The filter is by default configured to process any requests whether secure or not. To have insecure requests simply rejected, set its parameter SSLRequired to true:
<filter> <filter-name>RequestFilter</filter-name> ... <init-param> <param-name>SSLRequired</param-name> <param-value>true</param-value> </init-param> </filter>
To have insecure requests redirected to another page, additionally assign the redirect URL to parameter SSLRedirectURL:
<filter> <filter-name>RequestFilter</filter-name> ... <init-param> <param-name>SSLRequired</param-name> <param-value>true</param-value> </init-param> <init-param> <param-name>SSLRedirectURL</param-name> <param-value> https://localhost:8443/webCenter-My-Company/login.do </param-value> </init-param> </filter>
| In case of a redirection the URL and any parameters of the original request get lost and are not available when processing the redirected request. |
Disabling Development Tools
Web Center provides some tools to help in developing customized applications.In order not to disclose any security compromising information to end users you should deactivate these tools in productive systems.
Development Mode
Turn off Web Center’s development mode feature.
In configuration file WEB-INF/config/webCenter.properties, set
developmentMode = false.
Online Debug
Turn off Web Center’s online debug output feature.

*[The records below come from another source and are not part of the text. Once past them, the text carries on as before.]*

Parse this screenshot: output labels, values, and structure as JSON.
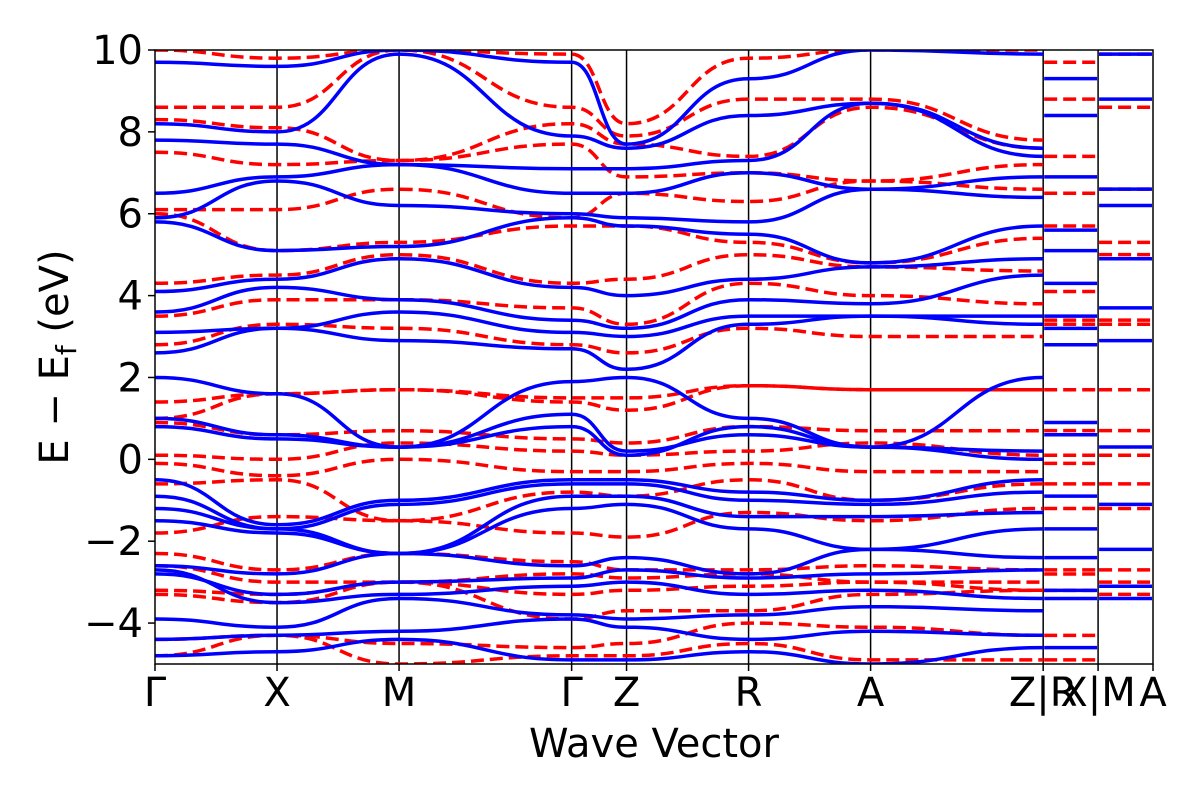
{
  "chart_data": {
    "type": "line",
    "title": "",
    "xlabel": "Wave Vector",
    "ylabel": "E − E",
    "ylabel_sub": "f",
    "ylabel_unit": " (eV)",
    "ylim": [
      -5,
      10
    ],
    "y_ticks": [
      -4,
      -2,
      0,
      2,
      4,
      6,
      8,
      10
    ],
    "y_tick_labels": [
      "−4",
      "−2",
      "0",
      "2",
      "4",
      "6",
      "8",
      "10"
    ],
    "kpath_segments": [
      {
        "points": [
          "Γ",
          "X",
          "M",
          "Γ",
          "Z",
          "R",
          "A",
          "Z"
        ],
        "distances": [
          0,
          0.5,
          1.0,
          1.7071,
          1.9321,
          2.4321,
          2.9321,
          3.6392
        ]
      },
      {
        "points": [
          "R",
          "X"
        ],
        "distances": [
          3.6392,
          3.8642
        ]
      },
      {
        "points": [
          "M",
          "A"
        ],
        "distances": [
          3.8642,
          4.0892
        ]
      }
    ],
    "x_tick_labels": [
      {
        "label": "Γ",
        "x": 0
      },
      {
        "label": "X",
        "x": 0.5
      },
      {
        "label": "M",
        "x": 1.0
      },
      {
        "label": "Γ",
        "x": 1.7071
      },
      {
        "label": "Z",
        "x": 1.9321
      },
      {
        "label": "R",
        "x": 2.4321
      },
      {
        "label": "A",
        "x": 2.9321
      },
      {
        "label": "Z|R",
        "x": 3.6392
      },
      {
        "label": "X|M",
        "x": 3.8642
      },
      {
        "label": "A",
        "x": 4.0892
      }
    ],
    "grid": false,
    "legend": "none",
    "series": [
      {
        "style": "solid",
        "color": "#0000ff",
        "bands": [
          [
            -4.8,
            -4.7,
            -4.4,
            -4.9,
            -4.9,
            -4.7,
            -5.0,
            -4.6
          ],
          [
            -4.4,
            -4.3,
            -4.2,
            -3.9,
            -4.1,
            -4.4,
            -4.2,
            -4.3
          ],
          [
            -3.9,
            -4.1,
            -3.4,
            -3.8,
            -3.9,
            -3.8,
            -3.6,
            -3.7
          ],
          [
            -2.7,
            -3.5,
            -3.3,
            -3.1,
            -3.0,
            -3.3,
            -3.2,
            -3.4
          ],
          [
            -2.8,
            -3.3,
            -3.0,
            -2.9,
            -2.7,
            -2.9,
            -2.8,
            -2.7
          ],
          [
            -2.6,
            -2.8,
            -2.3,
            -2.6,
            -2.4,
            -2.8,
            -2.2,
            -2.4
          ],
          [
            -1.5,
            -1.8,
            -2.3,
            -1.2,
            -1.1,
            -1.7,
            -2.2,
            -1.7
          ],
          [
            -1.2,
            -1.7,
            -2.3,
            -0.9,
            -0.9,
            -1.4,
            -1.4,
            -1.3
          ],
          [
            -0.9,
            -1.7,
            -1.1,
            -0.6,
            -0.6,
            -1.0,
            -1.1,
            -0.8
          ],
          [
            -0.5,
            -1.6,
            -1.0,
            -0.5,
            -0.5,
            -0.8,
            -1.0,
            -0.5
          ],
          [
            0.8,
            0.5,
            0.3,
            0.8,
            0.1,
            0.8,
            0.3,
            0.0
          ],
          [
            1.0,
            0.6,
            0.3,
            1.1,
            0.2,
            0.6,
            0.3,
            0.2
          ],
          [
            2.0,
            1.6,
            0.3,
            1.9,
            2.0,
            1.0,
            0.3,
            2.0
          ],
          [
            2.6,
            3.2,
            2.9,
            2.7,
            2.2,
            3.3,
            3.5,
            3.3
          ],
          [
            3.1,
            3.2,
            3.6,
            3.1,
            3.0,
            3.5,
            3.5,
            3.5
          ],
          [
            3.6,
            4.2,
            3.9,
            3.4,
            3.2,
            3.9,
            3.8,
            4.5
          ],
          [
            4.1,
            4.4,
            4.9,
            4.2,
            4.0,
            4.4,
            4.7,
            4.9
          ],
          [
            5.8,
            5.1,
            5.2,
            5.9,
            5.7,
            5.5,
            4.8,
            5.7
          ],
          [
            5.9,
            6.8,
            6.2,
            6.0,
            5.9,
            5.8,
            6.6,
            6.4
          ],
          [
            6.5,
            6.9,
            7.2,
            6.5,
            6.5,
            7.0,
            6.6,
            6.9
          ],
          [
            7.8,
            7.7,
            7.2,
            7.1,
            7.1,
            7.3,
            8.7,
            7.4
          ],
          [
            8.2,
            8.0,
            9.9,
            7.9,
            7.6,
            8.4,
            8.7,
            7.6
          ],
          [
            9.7,
            9.6,
            10.0,
            9.7,
            7.7,
            9.3,
            10.0,
            9.9
          ]
        ]
      },
      {
        "style": "dashed",
        "color": "#ff0000",
        "bands": [
          [
            -4.8,
            -4.3,
            -5.0,
            -4.8,
            -4.8,
            -4.5,
            -4.9,
            -4.9
          ],
          [
            -4.4,
            -4.3,
            -4.5,
            -4.6,
            -4.5,
            -4.0,
            -4.1,
            -4.3
          ],
          [
            -3.3,
            -3.5,
            -3.0,
            -3.9,
            -3.7,
            -3.7,
            -3.3,
            -3.2
          ],
          [
            -3.2,
            -3.3,
            -3.0,
            -3.3,
            -3.2,
            -3.1,
            -3.0,
            -3.2
          ],
          [
            -2.6,
            -3.0,
            -3.0,
            -2.8,
            -2.9,
            -2.8,
            -3.0,
            -3.0
          ],
          [
            -2.3,
            -2.7,
            -2.3,
            -2.5,
            -2.7,
            -2.7,
            -2.6,
            -2.7
          ],
          [
            -1.8,
            -1.4,
            -1.5,
            -1.8,
            -1.9,
            -1.3,
            -1.5,
            -1.2
          ],
          [
            -0.6,
            -0.5,
            -1.5,
            -0.8,
            -0.9,
            -0.5,
            -1.0,
            -0.6
          ],
          [
            -0.1,
            -0.4,
            0.0,
            -0.3,
            -0.3,
            -0.1,
            -0.3,
            -0.3
          ],
          [
            0.1,
            0.0,
            0.4,
            0.2,
            0.1,
            0.2,
            0.4,
            0.1
          ],
          [
            0.9,
            0.6,
            0.7,
            0.5,
            0.4,
            0.8,
            0.7,
            0.7
          ],
          [
            1.0,
            1.6,
            1.7,
            1.4,
            1.2,
            1.8,
            1.7,
            1.7
          ],
          [
            1.4,
            1.6,
            1.7,
            1.5,
            1.5,
            1.8,
            1.7,
            1.7
          ],
          [
            2.8,
            3.3,
            3.2,
            2.8,
            2.6,
            3.2,
            3.0,
            3.0
          ],
          [
            3.5,
            3.9,
            3.9,
            3.7,
            3.3,
            4.3,
            4.0,
            3.8
          ],
          [
            4.3,
            4.5,
            5.0,
            4.3,
            4.4,
            5.0,
            4.7,
            4.6
          ],
          [
            6.0,
            5.1,
            5.3,
            5.7,
            5.7,
            5.3,
            4.8,
            5.4
          ],
          [
            6.1,
            6.1,
            6.6,
            5.9,
            6.5,
            6.3,
            6.8,
            6.6
          ],
          [
            7.5,
            7.2,
            7.3,
            7.7,
            6.9,
            7.0,
            6.8,
            7.2
          ],
          [
            8.3,
            8.1,
            7.3,
            8.2,
            7.7,
            7.4,
            8.6,
            7.6
          ],
          [
            8.6,
            8.6,
            10.0,
            8.6,
            7.9,
            8.8,
            8.8,
            7.8
          ],
          [
            10.0,
            9.8,
            10.0,
            9.9,
            8.2,
            9.8,
            10.0,
            10.0
          ]
        ]
      }
    ],
    "short_segment_levels": {
      "solid_RX": [
        -4.6,
        -3.4,
        -3.2,
        -2.4,
        -1.7,
        -0.9,
        0.6,
        0.9,
        2.8,
        3.2,
        3.5,
        4.3,
        5.1,
        5.6,
        6.9,
        8.4,
        9.3
      ],
      "dashed_RX": [
        -4.9,
        -4.3,
        -3.2,
        -2.8,
        -2.7,
        -1.2,
        -0.6,
        -0.1,
        0.1,
        0.7,
        1.7,
        3.3,
        3.4,
        4.1,
        5.7,
        6.5,
        7.4,
        8.8,
        9.7
      ],
      "solid_MA": [
        -3.4,
        -3.1,
        -2.2,
        -1.1,
        0.3,
        2.9,
        3.7,
        4.9,
        6.2,
        6.6,
        8.8,
        9.9
      ],
      "dashed_MA": [
        -3.3,
        -3.0,
        -2.7,
        -1.2,
        -0.6,
        0.1,
        0.7,
        1.7,
        3.3,
        3.4,
        5.0,
        5.3,
        6.6,
        8.6,
        9.9
      ]
    }
  }
}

In configuration file WEB-INF/web.xml, set
<context-param>
<param-name>com.siemens.webMgr.debug.enabled</param-name>
<param-value>false</param-value>
</context-param>
<context-param>
<param-name>com.siemens.webMgr.debug.trace.enabled</param-name>
<param-value>false</param-value>
</context-param>
Output Escaping
When customizing an application, make sure that all data written to an HTTP response is properly escaped in order not to break the generated HTML page or Javascript code.Incorrect escaping also makes a page prone to script code injection attacks by hackers in particular when form input values or request parameters are inserted as part of the response page.
Document Root Folder
The document root folder of a web application contains the files that are required to run the application in the web application server.For the standard Web Center applications, the folder contains the file index.jsp and the sub folders resources and WEB-INF.Users can download any file below the document root provided they know its name, for example via URLs like
http://host:port/webCenter-domain/index.jsp
http://host:port/webCenter-domain/resources/images/new.gif
http://host:port/webCenter-domain/resources/build/config/config.js
The only exception is the WEB-INF folder.The application server guarantees that files in the WEB-INF folder are not directly accessible to clients.The server also ensures that clients cannot directly access files outside the document root.
Therefore, keep your document root folder clean.Put only those files into the folder (apart from sub folder WEB-INF) that must be directly accessible to clients like images, Javascript and VBScript source files, style sheets and static HTML files.Any other file might pose a security risk.
The document root for the standard Web Center applications is install_path/web/webCenter-domain/webCenter.The folder contains only the necessary files.